Remodex for iOS.
Various OpenAI employees and members of the Codex team have been hinting at a native Codex app for iOS lately. While I very much hope that’s in the cards – especially if the project involves connecting to a remote Mac running the full Codex app – I wanted to highlight an indie utility I’ve been using a lot lately to access my Codex setup on my Mac Studio server from my iPhone.
The app is called Remodex, and it was created by Italian indie developer Emanuele Di Pietro. Remodex, as the name suggests, acts as a remote for the Codex CLI installed on a macOS computer, and it lets you operate your existing projects and chats with a UI that is reminiscent of the official Codex app for Mac. Even better, Remodex is not based on some hack-y workaround: it’s entirely powered by OpenAI’s official (and open-source) Codex App Server.
It’s very easy to get started with Remodex. As long as you have the Codex CLI (not the app) installed on a Mac on your network (I use Tailscale), you just need to install a small Remodex server bridge on the Mac, scan a QR code from your iPhone, and you’re in. Remodex takes care of finding all your existing Codex projects (i.e. folders), active conversations, and lets you resume any chat or start a new one with many of the same options you can find in the Codex app. You can use the latest GPT-5.5 model; you can enable Fast mode with speed control; you can upload files and images, and even dictate text, which will be transcribed by Codex running on your Mac. If you use Tailscale, it doesn’t matter whether you’re near your Mac or not: when you open Remodex, it’ll instantly find your Mac on the “local network” and load your existing Codex workspace. Remodex works with your OpenAI subscription previously configured in the Codex CLI because that’s how the Codex App Server works behind the scenes: it lets third-party utilities securely connect to and use Codex since OpenAI, unlike Anthropic, does not prevent third-party tools from doing so.
I’ve had a great time kicking off new tasks and resuming ongoing work from Remodex on iOS, so much so that I’ve put the app in my Dock. Remodex isn’t perfect: sometimes certain responses are loaded out of order, and I found myself having to force-quit the app on a couple of occasions to get it “unstuck” and properly load a conversation again. Those issues weren’t dealbreakers, however: the value I get out of this app is the ability to connect to my local Codex instance, which has access to other tools on my Mac, cron jobs, skills, and other features that are not available in the Codex cloud integration inside the ChatGPT app on iOS. That’s exactly why I’m hoping that OpenAI will “Sherlock” Remodex with an official solution that, in theory, should unlock even more functionalities than Di Pietro’s unofficial client. For now, though, Remodex is the only app I’ve found that lets me do all this with a lovely Liquid Glass design that fully embraces iOS 26 and does not resemble a command-line utility.
Before writing this post, I took the opportunity to chat with Di Pietro about Remodex. “I used the Codex App Server to build the app”, Di Pietro confirmed, adding that “what I love about OpenAI is that they provide tools like this, which we can use to build our own open-source projects”. Indeed, OpenAI’s embrace of the open-source community and third-party integrations built on top of Codex is, at the moment, a major differentiator from Anthropic, whose Claude Code is notoriously closed off.
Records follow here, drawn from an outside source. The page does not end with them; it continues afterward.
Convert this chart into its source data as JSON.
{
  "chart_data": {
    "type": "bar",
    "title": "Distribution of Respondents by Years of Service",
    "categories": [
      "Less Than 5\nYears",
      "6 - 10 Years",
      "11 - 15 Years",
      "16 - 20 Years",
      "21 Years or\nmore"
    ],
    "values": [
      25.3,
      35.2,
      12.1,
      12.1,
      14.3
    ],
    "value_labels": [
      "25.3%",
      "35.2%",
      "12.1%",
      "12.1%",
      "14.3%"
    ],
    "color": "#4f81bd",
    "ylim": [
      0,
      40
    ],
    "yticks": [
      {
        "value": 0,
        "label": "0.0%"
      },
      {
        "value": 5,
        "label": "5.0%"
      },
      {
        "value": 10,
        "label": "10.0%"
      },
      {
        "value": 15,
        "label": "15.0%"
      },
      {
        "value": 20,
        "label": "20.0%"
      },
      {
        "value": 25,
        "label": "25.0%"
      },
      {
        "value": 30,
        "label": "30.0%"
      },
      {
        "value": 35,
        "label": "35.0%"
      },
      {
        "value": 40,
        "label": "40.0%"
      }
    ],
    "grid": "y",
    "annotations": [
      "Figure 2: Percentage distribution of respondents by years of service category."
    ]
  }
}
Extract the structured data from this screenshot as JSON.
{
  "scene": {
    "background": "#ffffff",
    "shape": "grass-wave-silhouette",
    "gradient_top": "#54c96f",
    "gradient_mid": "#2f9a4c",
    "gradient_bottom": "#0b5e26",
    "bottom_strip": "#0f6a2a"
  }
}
Di Pietro is fully aware of the fact that he may soon have some serious competition in the form of OpenAI itself. “I took on this challenge knowing it was only a matter of time before OpenAI released its own version”, he said. “I managed to get the attention of many people at OpenAI and connect with them more directly, so I guess I still had my wins”, Di Pietro added.
Even if OpenAI does release a native Codex app for iOS, I still think there’s room for creators in the indie development scene like Di Pietro to accept a possible Sherlocking and continue to iterate on their apps with more options for power users, more integrations, and broader platform availability. Remodex, which is free on the App Store with a $3.99/month or $29.99/year subscription to unlock all features, currently does not have an iPad version, doesn’t display the automations, skills, and plugins you have installed in Codex, and doesn’t integrate with other coding agents beyond Codex. Those are all potential features that OpenAI will likely ignore with their debut of Codex for iOS, but which third-party developers can continue offering for advanced users. Di Pietro is also currently working on DP Code, itself a fork of the open-source T3 Code app. “It would be nice to integrate it with Remodex”, Di Pietro said. “That would mean expanding Remodex to include more providers, such as Claude, OpenCode, and Cursor – but I guess that is still up in the air”, he concluded.
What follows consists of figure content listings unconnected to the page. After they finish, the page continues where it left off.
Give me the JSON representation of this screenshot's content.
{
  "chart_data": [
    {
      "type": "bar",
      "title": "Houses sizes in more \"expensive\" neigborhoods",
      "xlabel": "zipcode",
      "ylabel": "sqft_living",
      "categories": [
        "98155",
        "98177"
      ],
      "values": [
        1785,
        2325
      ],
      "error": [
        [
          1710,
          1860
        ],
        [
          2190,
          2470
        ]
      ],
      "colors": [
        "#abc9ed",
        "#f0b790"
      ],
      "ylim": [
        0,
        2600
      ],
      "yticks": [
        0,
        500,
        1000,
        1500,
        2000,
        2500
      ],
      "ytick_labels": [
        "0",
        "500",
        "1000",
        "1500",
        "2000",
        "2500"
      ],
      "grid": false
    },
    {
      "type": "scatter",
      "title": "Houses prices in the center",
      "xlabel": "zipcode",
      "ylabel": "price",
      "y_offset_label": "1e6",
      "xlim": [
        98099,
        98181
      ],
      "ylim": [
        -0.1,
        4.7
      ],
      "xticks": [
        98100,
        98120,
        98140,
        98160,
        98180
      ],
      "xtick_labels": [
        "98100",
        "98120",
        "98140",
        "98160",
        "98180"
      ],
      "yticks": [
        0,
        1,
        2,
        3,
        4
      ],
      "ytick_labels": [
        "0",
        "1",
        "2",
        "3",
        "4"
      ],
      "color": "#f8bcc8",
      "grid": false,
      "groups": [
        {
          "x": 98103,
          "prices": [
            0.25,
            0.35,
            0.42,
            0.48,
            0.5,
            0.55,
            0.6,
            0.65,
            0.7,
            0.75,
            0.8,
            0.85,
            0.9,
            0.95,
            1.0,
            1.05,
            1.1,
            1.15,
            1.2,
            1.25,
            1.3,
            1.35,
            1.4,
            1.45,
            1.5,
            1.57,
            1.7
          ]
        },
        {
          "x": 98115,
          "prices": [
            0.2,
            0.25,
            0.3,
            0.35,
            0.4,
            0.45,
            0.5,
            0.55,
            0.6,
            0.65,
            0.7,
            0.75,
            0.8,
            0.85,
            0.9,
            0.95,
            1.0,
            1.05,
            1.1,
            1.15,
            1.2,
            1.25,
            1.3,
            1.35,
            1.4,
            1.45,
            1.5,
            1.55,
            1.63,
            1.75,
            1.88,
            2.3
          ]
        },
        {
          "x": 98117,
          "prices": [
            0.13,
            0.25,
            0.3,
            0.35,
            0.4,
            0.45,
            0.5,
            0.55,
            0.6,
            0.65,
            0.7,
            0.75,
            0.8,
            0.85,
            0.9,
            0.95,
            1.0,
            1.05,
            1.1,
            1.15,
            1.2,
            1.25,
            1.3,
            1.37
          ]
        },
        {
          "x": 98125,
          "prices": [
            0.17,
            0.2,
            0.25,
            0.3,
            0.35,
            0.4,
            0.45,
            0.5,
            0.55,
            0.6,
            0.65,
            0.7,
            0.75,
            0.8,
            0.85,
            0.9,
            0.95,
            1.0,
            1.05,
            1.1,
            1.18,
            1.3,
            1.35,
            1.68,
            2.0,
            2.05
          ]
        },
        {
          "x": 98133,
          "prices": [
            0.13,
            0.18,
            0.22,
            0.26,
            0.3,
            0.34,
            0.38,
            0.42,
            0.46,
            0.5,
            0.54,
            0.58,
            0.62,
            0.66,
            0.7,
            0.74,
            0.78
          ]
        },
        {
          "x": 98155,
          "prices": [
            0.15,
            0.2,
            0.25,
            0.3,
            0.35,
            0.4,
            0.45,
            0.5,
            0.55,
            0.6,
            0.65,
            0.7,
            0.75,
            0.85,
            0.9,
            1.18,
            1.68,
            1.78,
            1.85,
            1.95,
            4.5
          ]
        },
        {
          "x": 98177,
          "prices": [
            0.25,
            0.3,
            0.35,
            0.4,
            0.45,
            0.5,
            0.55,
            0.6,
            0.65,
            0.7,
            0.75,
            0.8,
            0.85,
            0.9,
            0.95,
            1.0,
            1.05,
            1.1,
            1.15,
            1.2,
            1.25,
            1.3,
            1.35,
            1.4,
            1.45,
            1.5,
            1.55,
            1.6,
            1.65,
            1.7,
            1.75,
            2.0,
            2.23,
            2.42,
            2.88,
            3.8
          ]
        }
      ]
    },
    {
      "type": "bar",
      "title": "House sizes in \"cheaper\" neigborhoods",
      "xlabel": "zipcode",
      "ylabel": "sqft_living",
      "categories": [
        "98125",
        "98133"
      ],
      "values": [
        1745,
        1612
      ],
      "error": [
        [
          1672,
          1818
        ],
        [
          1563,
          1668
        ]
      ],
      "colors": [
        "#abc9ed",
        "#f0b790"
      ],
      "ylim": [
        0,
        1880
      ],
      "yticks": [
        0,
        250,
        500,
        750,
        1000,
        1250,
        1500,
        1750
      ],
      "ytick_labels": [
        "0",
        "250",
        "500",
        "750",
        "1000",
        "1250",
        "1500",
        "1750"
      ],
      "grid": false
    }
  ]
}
I’m biased because the story of an indie Italian developer taking on a project that may soon be Sherlocked by OpenAI is too good for me to pass up, but Remodex is genuinely a fascinating app that works well, has saved me a lot of time I’d have otherwise spent screen-sharing with my Mac, and should serve as an example for OpenAI to take inspiration from.
Until an official Codex app for iOS lands on the App Store, I’ll be working more and more in Remodex, which is playing an essential role in allowing me to use Codex for everything and also enabled me to stop using Claude and OpenClaw as additional agents on my Mac.
Remodex is available for free on the App Store.